Da “partigiana” della legalità ai domiciliari: ex sindaco calabrese incriminata per rapporti con le cosche

3 Dic 2013 17:59 - di Redazione

Era stata indicata, durante il suo mandato, dal 2008 al 2013, come uno dei primi cittadini calabresi impegnati contro la ‘ndrangheta e contro le infiltrazioni della criminalità organizzata nelle attività dei Comuni. Ecco perché fa particolare scalpore l’arresto di Carolina Girasole, l’ex sindaco di Isola Capo Rizzuto, eletta in una lista civica di centrosinistra e arrestata dalla Guardia di finanza per i suoi presunti rapporti con la cosca Arena. «Il dolore è di tutti perché questo alimenta la sfiducia», ha commentato il procuratore della Dda di Catanzaro, Vincenzo Lombardo, che ha illustrato a Crotone l’operazione della Guardia di finanza chiamata “Insula”. In carcere sono finiti Nicola Arena, boss di Isola Capo Rizzuto; i figli Massimo e Pasquale; Francesco Ponissa, Salvatore Arena, di 22 anni; Luigi Tarasi, Vittorio Perri ed il poliziotto Carlo Capizzano. Ai domiciliari sono stati posti con l’ex sindaco di Isola Capo Rizzuto, il marito Francesco Pugliese, oltre ad Antonio Demeco.
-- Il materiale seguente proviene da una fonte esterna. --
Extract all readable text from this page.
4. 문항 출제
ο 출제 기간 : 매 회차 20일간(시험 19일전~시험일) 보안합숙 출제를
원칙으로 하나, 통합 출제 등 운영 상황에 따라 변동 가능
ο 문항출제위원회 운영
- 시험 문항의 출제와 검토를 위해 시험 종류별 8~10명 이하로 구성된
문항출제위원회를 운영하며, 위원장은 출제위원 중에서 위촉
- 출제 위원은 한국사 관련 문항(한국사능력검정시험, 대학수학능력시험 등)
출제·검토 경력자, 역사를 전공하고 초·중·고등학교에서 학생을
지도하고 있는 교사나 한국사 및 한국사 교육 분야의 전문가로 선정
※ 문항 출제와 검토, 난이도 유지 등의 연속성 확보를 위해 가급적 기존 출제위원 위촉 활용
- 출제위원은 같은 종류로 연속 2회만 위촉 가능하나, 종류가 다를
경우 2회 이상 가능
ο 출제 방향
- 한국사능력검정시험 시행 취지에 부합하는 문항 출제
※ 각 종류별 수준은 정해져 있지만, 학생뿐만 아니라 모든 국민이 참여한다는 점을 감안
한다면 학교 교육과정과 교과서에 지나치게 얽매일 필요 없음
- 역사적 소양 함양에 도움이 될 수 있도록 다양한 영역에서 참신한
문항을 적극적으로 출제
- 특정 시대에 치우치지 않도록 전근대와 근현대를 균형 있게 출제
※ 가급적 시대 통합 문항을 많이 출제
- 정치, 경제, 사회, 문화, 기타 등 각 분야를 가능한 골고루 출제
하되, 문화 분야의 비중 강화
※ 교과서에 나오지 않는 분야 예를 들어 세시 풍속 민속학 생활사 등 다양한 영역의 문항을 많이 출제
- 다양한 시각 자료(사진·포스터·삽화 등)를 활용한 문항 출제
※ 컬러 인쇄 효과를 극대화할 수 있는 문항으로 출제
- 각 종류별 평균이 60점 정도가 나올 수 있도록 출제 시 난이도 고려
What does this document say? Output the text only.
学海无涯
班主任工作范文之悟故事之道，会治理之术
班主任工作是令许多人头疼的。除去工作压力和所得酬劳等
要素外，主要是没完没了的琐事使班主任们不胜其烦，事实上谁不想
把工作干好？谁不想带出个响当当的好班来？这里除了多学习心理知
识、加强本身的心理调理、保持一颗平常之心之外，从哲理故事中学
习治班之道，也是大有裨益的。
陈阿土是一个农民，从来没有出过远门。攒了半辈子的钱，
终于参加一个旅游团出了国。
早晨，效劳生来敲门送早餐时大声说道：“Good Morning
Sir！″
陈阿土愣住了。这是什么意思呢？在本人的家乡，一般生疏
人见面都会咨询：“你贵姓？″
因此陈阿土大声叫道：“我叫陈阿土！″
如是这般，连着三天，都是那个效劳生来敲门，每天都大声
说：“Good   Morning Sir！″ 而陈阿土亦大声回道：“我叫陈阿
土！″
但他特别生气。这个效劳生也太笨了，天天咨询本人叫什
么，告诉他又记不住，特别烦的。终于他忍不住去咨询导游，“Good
L’ipotesi sulla quale si basano le indagini sono le intercettazioni telefoniche ed ambientali nelle quali gli Arena parlano del sindaco. «Glielo direi io come ha preso i voti». È questa una delle frasi pronunciate da Pasquale Arena, figlio del boss dell’omonima cosca Nicola Arena, nel corso di una conversazione intercettata e riportata nell’ordinanza di custodia cautelare. Il figlio del boss commenta poi «ironicamente – è scritto nell’ordinanza di custodia cautelare – la fama mediatica di sindaco antimafia conquistata dalla Girasole mettendo in diretta relazione l’immagine pubblica della donna con l’eloquente frase “glielo direi io come ha preso i voti”». Nelle oltre cinquecento pagine dell’ordinanza il giudice evidenzia che ci fu un accordo tra Franco Pugliese, marito di Carolina Girasole con Massimo e Pasquale Arena, figli del boss Nicola Arena, per «ottenere voti effettivamente reperiti ed assicurati dalla cosca in misura di almeno 1.350». L’accordo tra la cosca e l’allora sindaco era finalizzato a «futuri favoritismi – prosegue il giudice – ed agevolazioni in favore della consorteria di ‘ndrangheta da parte del sindaco e della sua amministrazione. Favori che, nel caso di specie, si concretizzavano, attraverso un’attività amministrativa apparentemente lecita e sapientemente guidata, nell’assicurare alla cosca Arena non solo il mantenimento di fatto del possesso dei terreni confiscati a Nicola Arena, quanto la loro coltivazione a finocchio e la relativa raccolta dei prodotti inerenti all’annata agraria 2010».

La Girasole aveva partecipato a numerose manifestazioni antimafia e si era candidata anche alle elezioni nazionali, non riuscendo a entrare in Parlamento. Ad una delle iniziative pubbliche, tra l’altro, aveva preso parte anche l’ex segretario del Pd, Pier Luigi Bersani. Considerata un simbolo del Pd, il 25 aprile del 2012 la Girasole, con con altre due donne sindaco della Locride era stata a Reggio Emilia, ospite del sindaco Pd Graziano Delrio, oggi ministro del governo Letta, per festeggiare la Liberazione, in quanto «partigiana della legalità».